Most days I wake up and I’m able to tie my shoes without having to look up the manual so I have that going.

Concerning the Collider, imagine I know zero scientific terms and you don’t say stuff like “protons” or “particles”. Most P words are most likely banned.

I’m happy with the broadest, vaguest definition because the nitty gritty details are like Greek to me.

In: 33

23 Answers

Anonymous 0 Comments

We’ve learned that atoms are like buildings made of Lego, they are a thing, but they are also made up much smaller things built on each other.

All those smaller things are complicated but they are all the banned “P” words, just think of them as tiny Lego bricks that are usually assembled into a spaceship, or a racecar, or a castle.

The collider is like a 4 year old smashing the spaceship into the racecar. This does two things, it sprays out all the Lego bricks and we see them and pick them up and learn about Lego bricks that way, how big they are, how much they weight, how they attach to other Lego bricks, etc.

They also sometimes combine into new things, sometimes you smash a racecar and a castle and you get a pile of Lego bricks, but you also get a small house by pure chance.

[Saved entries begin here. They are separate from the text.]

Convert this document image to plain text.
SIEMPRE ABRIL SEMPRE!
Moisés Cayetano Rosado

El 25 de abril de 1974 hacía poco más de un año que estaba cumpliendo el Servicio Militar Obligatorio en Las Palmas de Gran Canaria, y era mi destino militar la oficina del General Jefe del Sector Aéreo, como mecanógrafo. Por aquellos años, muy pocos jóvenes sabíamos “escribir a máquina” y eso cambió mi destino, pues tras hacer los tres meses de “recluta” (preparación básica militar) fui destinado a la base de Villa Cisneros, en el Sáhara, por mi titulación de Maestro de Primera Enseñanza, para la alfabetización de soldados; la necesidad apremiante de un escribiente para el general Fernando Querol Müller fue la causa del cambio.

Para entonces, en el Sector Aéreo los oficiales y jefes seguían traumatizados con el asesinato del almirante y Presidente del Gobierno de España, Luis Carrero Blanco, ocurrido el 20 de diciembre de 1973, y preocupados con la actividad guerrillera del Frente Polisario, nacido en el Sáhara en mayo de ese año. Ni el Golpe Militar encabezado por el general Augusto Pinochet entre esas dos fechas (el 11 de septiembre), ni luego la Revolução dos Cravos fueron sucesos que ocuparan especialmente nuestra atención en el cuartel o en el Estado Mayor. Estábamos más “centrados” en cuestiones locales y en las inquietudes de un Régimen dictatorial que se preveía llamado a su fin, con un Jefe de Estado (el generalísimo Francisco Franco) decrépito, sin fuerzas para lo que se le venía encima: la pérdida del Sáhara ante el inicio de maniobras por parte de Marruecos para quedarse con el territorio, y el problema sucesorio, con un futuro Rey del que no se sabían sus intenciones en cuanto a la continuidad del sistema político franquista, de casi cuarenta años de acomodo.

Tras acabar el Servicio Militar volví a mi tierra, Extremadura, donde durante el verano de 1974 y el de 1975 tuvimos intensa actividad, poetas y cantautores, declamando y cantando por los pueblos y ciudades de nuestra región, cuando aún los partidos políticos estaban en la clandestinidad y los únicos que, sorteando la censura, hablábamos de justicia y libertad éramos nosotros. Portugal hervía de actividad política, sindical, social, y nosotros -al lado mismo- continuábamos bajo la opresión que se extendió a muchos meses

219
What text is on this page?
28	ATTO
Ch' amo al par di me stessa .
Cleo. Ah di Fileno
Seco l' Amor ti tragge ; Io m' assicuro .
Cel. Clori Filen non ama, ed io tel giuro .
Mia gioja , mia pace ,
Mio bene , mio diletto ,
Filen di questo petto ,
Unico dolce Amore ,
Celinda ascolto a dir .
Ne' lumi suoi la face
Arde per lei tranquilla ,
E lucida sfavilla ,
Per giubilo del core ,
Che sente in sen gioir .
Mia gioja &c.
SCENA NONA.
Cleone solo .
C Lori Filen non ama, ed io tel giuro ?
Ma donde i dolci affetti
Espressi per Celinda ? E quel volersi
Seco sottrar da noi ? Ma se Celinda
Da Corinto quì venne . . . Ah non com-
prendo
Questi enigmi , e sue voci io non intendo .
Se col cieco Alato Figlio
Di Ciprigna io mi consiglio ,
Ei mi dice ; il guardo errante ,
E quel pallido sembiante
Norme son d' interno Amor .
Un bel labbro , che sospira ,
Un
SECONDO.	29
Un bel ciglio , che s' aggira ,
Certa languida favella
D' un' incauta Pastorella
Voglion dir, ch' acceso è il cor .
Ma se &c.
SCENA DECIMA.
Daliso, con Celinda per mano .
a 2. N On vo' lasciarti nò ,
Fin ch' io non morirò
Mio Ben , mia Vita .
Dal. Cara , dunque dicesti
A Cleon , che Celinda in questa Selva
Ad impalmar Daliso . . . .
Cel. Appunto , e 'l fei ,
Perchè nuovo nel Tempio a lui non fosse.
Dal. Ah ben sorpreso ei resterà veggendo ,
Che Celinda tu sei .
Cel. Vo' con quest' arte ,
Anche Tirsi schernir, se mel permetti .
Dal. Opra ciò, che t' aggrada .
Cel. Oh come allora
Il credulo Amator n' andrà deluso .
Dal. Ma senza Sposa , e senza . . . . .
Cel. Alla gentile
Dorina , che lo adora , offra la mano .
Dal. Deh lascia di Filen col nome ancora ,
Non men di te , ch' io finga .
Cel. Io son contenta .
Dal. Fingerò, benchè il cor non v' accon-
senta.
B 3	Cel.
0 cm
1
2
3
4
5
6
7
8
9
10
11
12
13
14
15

There’s stuff to be learned from that as well. For example, you might *think* Lego houses exist, but if you get one from the smash you realize that A. they do actually exist and B. what Lego bricks it requires to build a house.

That’s the gist of it. In lieu of a 4 year old they have a big machine that uses super powerful magnets that spin the atoms in loops on and on and on until they super dooper fast and then SMASH! Pick up the bricks.

EDIT – for those confused about “the banned P words” in OPs prompt, before it disappeared, they specifically requested a response that didn’t into all the different particles. They banned the “p”article words.